I recently went to a show with a few hundred folks in one of my favorite venues here in nashville: the basement. named thusly as it’s in the basement of one of my favorite record stores. it’s not big, not the best sound system, but you get to, for a few short hours feel like you’re still in someone’s living room. like you’re watching the magic happen on the “ground level” before it happens to hit top 40.
watching new bands play here is a little bit scary. new bands don’t pack a house, so i get nervous for the guys who i’m sure are a bit nervous for themselves. it seems to me that the larger the crowd the better. the nerves kick in when folks are really paying attention. so, i’m sympathetically scared for the new bands. but to see an established band play here? that can be nothing short of breathtaking. there’s something very private, very secretive about it that makes my blood rush.
that night had elements of that, as i’ve been a long time fan of will kimbrough’s. he took the stage in an unassuming yet entirely commanding manner and from his second line of the first song you knew: he’d done this before. not because he looked haggard from it, as many do, but because he just….well, belonged there. to me that’s the ‘it’ factor, no matter how it’s packaged.
he sang primarily off of his record, americanitis, a politically charged, verbally raw thing that hints around at the corners of brilliance. but he did a few from old records that i love. one of which includes the song ‘piece of work’ which is in every way that. but one of the lines struck me between the eyes tonight.
“well the lord made me on a long thin limb, made sure i’d remember him…”

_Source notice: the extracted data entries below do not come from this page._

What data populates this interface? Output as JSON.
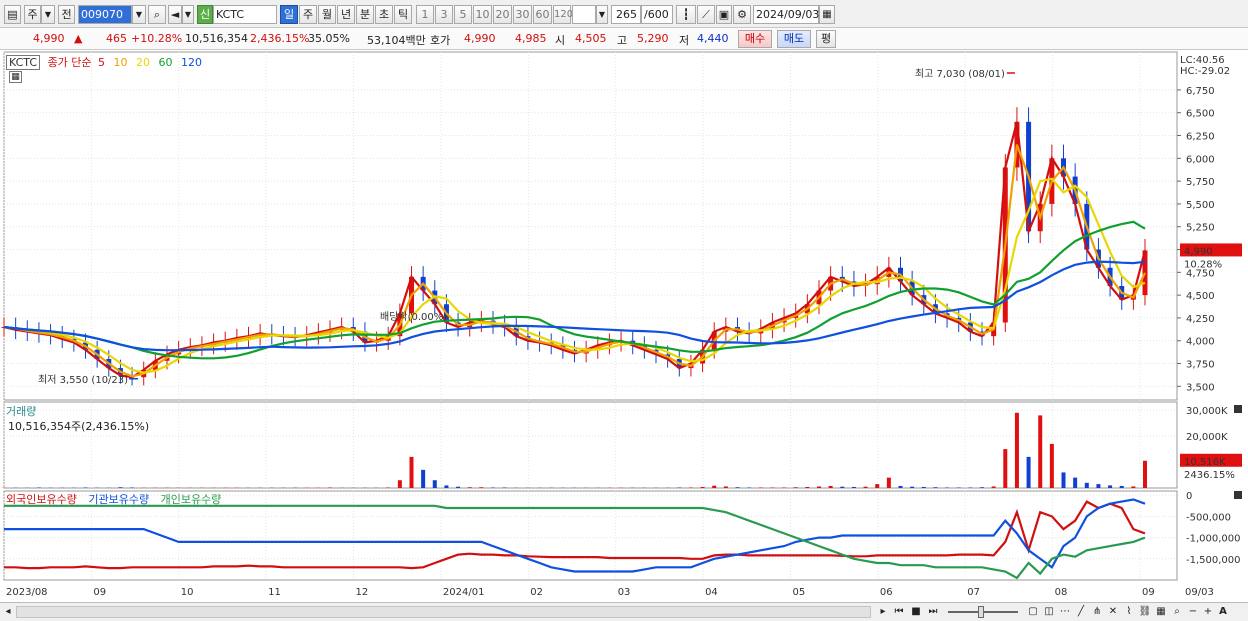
{
  "toolbar": {
    "period_type": "주",
    "prev_label": "전",
    "stock_code": "009070",
    "credit_badge": "신",
    "stock_name": "KCTC",
    "interval_tabs": [
      "일",
      "주",
      "월",
      "년",
      "분",
      "초",
      "틱"
    ],
    "minute_options": [
      "1",
      "3",
      "5",
      "10",
      "20",
      "30",
      "60",
      "120"
    ],
    "count_value": "265",
    "count_total": "/600",
    "date_value": "2024/09/03"
  },
  "quote": {
    "price": "4,990",
    "arrow": "▲",
    "change": "465",
    "change_pct": "+10.28%",
    "volume": "10,516,354",
    "volume_ratio": "2,436.15%",
    "turnover": "35.05%",
    "amount": "53,104백만",
    "bid_label": "호가",
    "ask": "4,990",
    "bid": "4,985",
    "open_label": "시",
    "open": "4,505",
    "high_label": "고",
    "high": "5,290",
    "low_label": "저",
    "low": "4,440",
    "buy_button": "매수",
    "sell_button": "매도",
    "eval_button": "평"
  },
  "legend": {
    "name": "KCTC",
    "ma_prefix": "종가 단순",
    "ma_periods": [
      "5",
      "10",
      "20",
      "60",
      "120"
    ],
    "ma_colors": [
      "#d01010",
      "#f0a000",
      "#e8d800",
      "#10a030",
      "#1050e0"
    ],
    "volume_title": "거래량",
    "volume_value": "10,516,354주(2,436.15%)",
    "holdings": [
      "외국인보유수량",
      "기관보유수량",
      "개인보유수량"
    ],
    "holdings_colors": [
      "#d01010",
      "#1050e0",
      "#2a9a50"
    ]
  },
  "chart_data": {
    "type": "candlestick",
    "price_axis": {
      "ticks": [
        "6,750",
        "6,500",
        "6,250",
        "6,000",
        "5,750",
        "5,500",
        "5,250",
        "5,000",
        "4,750",
        "4,500",
        "4,250",
        "4,000",
        "3,750",
        "3,500"
      ],
      "lc": "LC:40.56",
      "hc": "HC:-29.02",
      "current_price": "4,990",
      "current_pct": "10.28%"
    },
    "volume_axis": {
      "ticks": [
        "30,000K",
        "20,000K"
      ],
      "current": "10,516K",
      "current_pct": "2436.15%"
    },
    "holdings_axis": {
      "ticks": [
        "0",
        "-500,000",
        "-1,000,000",
        "-1,500,000"
      ]
    },
    "x_labels": [
      "2023/08",
      "09",
      "10",
      "11",
      "12",
      "2024/01",
      "02",
      "03",
      "04",
      "05",
      "06",
      "07",
      "08",
      "09",
      "09/03"
    ],
    "annotations": {
      "high": "최고 7,030 (08/01)",
      "low": "최저 3,550 (10/23)",
      "dividend": "배당락(0.00%)"
    },
    "price_range": [
      3350,
      7100
    ],
    "close_series": [
      4150,
      4120,
      4100,
      4080,
      4060,
      4020,
      3980,
      3900,
      3800,
      3700,
      3620,
      3600,
      3680,
      3780,
      3850,
      3900,
      3930,
      3950,
      3980,
      4000,
      4030,
      4050,
      4080,
      4060,
      4050,
      4040,
      4060,
      4090,
      4120,
      4150,
      4100,
      3980,
      4000,
      4050,
      4300,
      4700,
      4550,
      4400,
      4200,
      4150,
      4200,
      4220,
      4180,
      4150,
      4050,
      4000,
      3980,
      3950,
      3900,
      3860,
      3900,
      3950,
      3980,
      4000,
      3950,
      3900,
      3850,
      3800,
      3700,
      3750,
      3900,
      4100,
      4150,
      4100,
      4080,
      4130,
      4200,
      4250,
      4300,
      4400,
      4550,
      4700,
      4650,
      4600,
      4620,
      4700,
      4800,
      4650,
      4500,
      4400,
      4300,
      4250,
      4200,
      4100,
      4050,
      4200,
      5900,
      6400,
      5200,
      5500,
      6000,
      5800,
      5500,
      5000,
      4800,
      4600,
      4450,
      4500,
      4990
    ],
    "volume_series": [
      0.1,
      0.1,
      0.1,
      0.2,
      0.1,
      0.1,
      0.1,
      0.2,
      0.1,
      0.1,
      0.3,
      0.2,
      0.1,
      0.1,
      0.1,
      0.1,
      0.1,
      0.1,
      0.1,
      0.1,
      0.1,
      0.1,
      0.1,
      0.1,
      0.1,
      0.1,
      0.1,
      0.1,
      0.2,
      0.1,
      0.1,
      0.1,
      0.1,
      0.2,
      3.0,
      12.0,
      7.0,
      3.0,
      1.0,
      0.5,
      0.3,
      0.3,
      0.2,
      0.2,
      0.1,
      0.1,
      0.1,
      0.1,
      0.1,
      0.1,
      0.1,
      0.1,
      0.1,
      0.1,
      0.1,
      0.1,
      0.1,
      0.1,
      0.2,
      0.2,
      0.4,
      0.9,
      0.6,
      0.3,
      0.2,
      0.2,
      0.2,
      0.2,
      0.3,
      0.4,
      0.6,
      0.8,
      0.5,
      0.4,
      0.5,
      1.5,
      4.0,
      0.8,
      0.5,
      0.4,
      0.3,
      0.2,
      0.2,
      0.2,
      0.3,
      0.6,
      15.0,
      29.0,
      12.0,
      28.0,
      17.0,
      6.0,
      4.0,
      2.0,
      1.5,
      1.0,
      0.8,
      0.6,
      10.5
    ],
    "holdings_series": {
      "foreign": [
        -1700000,
        -1700000,
        -1720000,
        -1720000,
        -1700000,
        -1700000,
        -1700000,
        -1680000,
        -1700000,
        -1720000,
        -1720000,
        -1700000,
        -1700000,
        -1700000,
        -1700000,
        -1700000,
        -1700000,
        -1700000,
        -1680000,
        -1680000,
        -1680000,
        -1660000,
        -1680000,
        -1680000,
        -1700000,
        -1700000,
        -1700000,
        -1700000,
        -1700000,
        -1700000,
        -1700000,
        -1700000,
        -1700000,
        -1700000,
        -1700000,
        -1720000,
        -1700000,
        -1600000,
        -1500000,
        -1400000,
        -1380000,
        -1400000,
        -1400000,
        -1420000,
        -1420000,
        -1440000,
        -1450000,
        -1460000,
        -1460000,
        -1460000,
        -1460000,
        -1460000,
        -1480000,
        -1480000,
        -1480000,
        -1480000,
        -1480000,
        -1480000,
        -1480000,
        -1500000,
        -1500000,
        -1420000,
        -1400000,
        -1400000,
        -1420000,
        -1420000,
        -1420000,
        -1420000,
        -1420000,
        -1420000,
        -1420000,
        -1420000,
        -1430000,
        -1440000,
        -1440000,
        -1420000,
        -1420000,
        -1420000,
        -1420000,
        -1420000,
        -1420000,
        -1420000,
        -1400000,
        -1400000,
        -1400000,
        -1420000,
        -1100000,
        -400000,
        -1300000,
        -400000,
        -500000,
        -800000,
        -600000,
        -150000,
        -300000,
        -200000,
        -300000,
        -800000,
        -900000
      ],
      "institution": [
        -800000,
        -800000,
        -800000,
        -800000,
        -800000,
        -800000,
        -800000,
        -800000,
        -800000,
        -800000,
        -800000,
        -800000,
        -800000,
        -900000,
        -1000000,
        -1100000,
        -1100000,
        -1100000,
        -1100000,
        -1100000,
        -1100000,
        -1100000,
        -1100000,
        -1100000,
        -1100000,
        -1100000,
        -1100000,
        -1100000,
        -1100000,
        -1100000,
        -1100000,
        -1100000,
        -1100000,
        -1100000,
        -1100000,
        -1100000,
        -1100000,
        -1100000,
        -1100000,
        -1100000,
        -1100000,
        -1100000,
        -1200000,
        -1300000,
        -1400000,
        -1500000,
        -1600000,
        -1700000,
        -1750000,
        -1800000,
        -1800000,
        -1800000,
        -1800000,
        -1800000,
        -1800000,
        -1750000,
        -1700000,
        -1700000,
        -1700000,
        -1700000,
        -1600000,
        -1500000,
        -1450000,
        -1400000,
        -1350000,
        -1300000,
        -1250000,
        -1200000,
        -1100000,
        -1050000,
        -1000000,
        -1000000,
        -950000,
        -950000,
        -950000,
        -950000,
        -950000,
        -950000,
        -950000,
        -950000,
        -950000,
        -950000,
        -950000,
        -950000,
        -950000,
        -950000,
        -600000,
        -900000,
        -1300000,
        -1500000,
        -1700000,
        -1200000,
        -1000000,
        -500000,
        -300000,
        -200000,
        -150000,
        -100000,
        -200000
      ],
      "individual": [
        -250000,
        -250000,
        -250000,
        -250000,
        -250000,
        -250000,
        -250000,
        -250000,
        -250000,
        -250000,
        -250000,
        -250000,
        -250000,
        -250000,
        -250000,
        -250000,
        -250000,
        -250000,
        -250000,
        -250000,
        -250000,
        -250000,
        -250000,
        -250000,
        -250000,
        -250000,
        -250000,
        -250000,
        -250000,
        -250000,
        -250000,
        -250000,
        -250000,
        -250000,
        -250000,
        -250000,
        -250000,
        -250000,
        -300000,
        -300000,
        -300000,
        -300000,
        -300000,
        -300000,
        -300000,
        -300000,
        -300000,
        -300000,
        -300000,
        -300000,
        -300000,
        -300000,
        -300000,
        -300000,
        -300000,
        -300000,
        -300000,
        -300000,
        -300000,
        -300000,
        -300000,
        -350000,
        -400000,
        -500000,
        -600000,
        -700000,
        -800000,
        -900000,
        -1000000,
        -1100000,
        -1200000,
        -1300000,
        -1400000,
        -1500000,
        -1550000,
        -1600000,
        -1600000,
        -1650000,
        -1650000,
        -1650000,
        -1700000,
        -1700000,
        -1700000,
        -1700000,
        -1700000,
        -1750000,
        -1800000,
        -1950000,
        -1600000,
        -1850000,
        -1500000,
        -1400000,
        -1450000,
        -1300000,
        -1250000,
        -1200000,
        -1150000,
        -1100000,
        -1000000
      ]
    }
  },
  "bottom": {
    "zoom_out": "−",
    "zoom_in": "+",
    "font": "A"
  }
}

i thought about that line the rest of the night because i think it sums up this thing we casually call a ‘walk with God’. most of my life i’ve done best in my walk with God when faced w/ uncomfortable odds. when the wind blows the hardest, i fly the highest. when the weight stacks up on my shoulders, i stand the straightest. it’s the comfortable days that scare me. that lull me into believing that a hard rain won’t come again. the comfortable days make me forget the urgency of this walk and that it really isn’t a walk. it’s a mad dash to get as far as you can possibly get.
god did make me on the end of a long thin limb so that in the comfortable days, i’d still feel the sway of the branch in the breeze. i’d still feel the need for him even when i couldn’t see the way. i haven’t always loved that branch nor the need for it but the older i get the more i see his wisdom in using it.
my independent streak is something that i try to embrace and in that embrace there are things that i love and things i don’t love as much. knowing this, god fashioned me to be in that shakey and uncertain place of a long thin limb, lest my cocky independence get the better of me.
and when it does, as it inevitably does and will, and i teeter around on my swaying branch, i come quickly to grips with who i am and who i am not. loathe as i am to admit it, sometimes i fall. when the ground comes rushing up at me, just before impact, i remember, as i should in all moments but don’t, that i know the guy who makes the wind, that makes my branch move, that keeps me dependent, because he knows how i’m bent.
i just think it’s pretty kick ass that he not only allowed for my independent streak when he was dreaming me up but went ahead and crafted a plan to keep me close to him with it.
as i listened to the lyrics from will’s record, it seemed pretty brave to me that he was standing there saying things that he believes, popular or not. he’s saying things he’d be less for not saying. they might not be comfortable odds, but he’s showing up anyway with all of who he is. maybe he’s on a long thin limb, too. but he’s jumping up and down on it. his little lyrical and stylistic act of bravery, actually, makes me a little more thankful that my footing isn’t too sturdy. it wouldn’t be nearly as much fun if it were.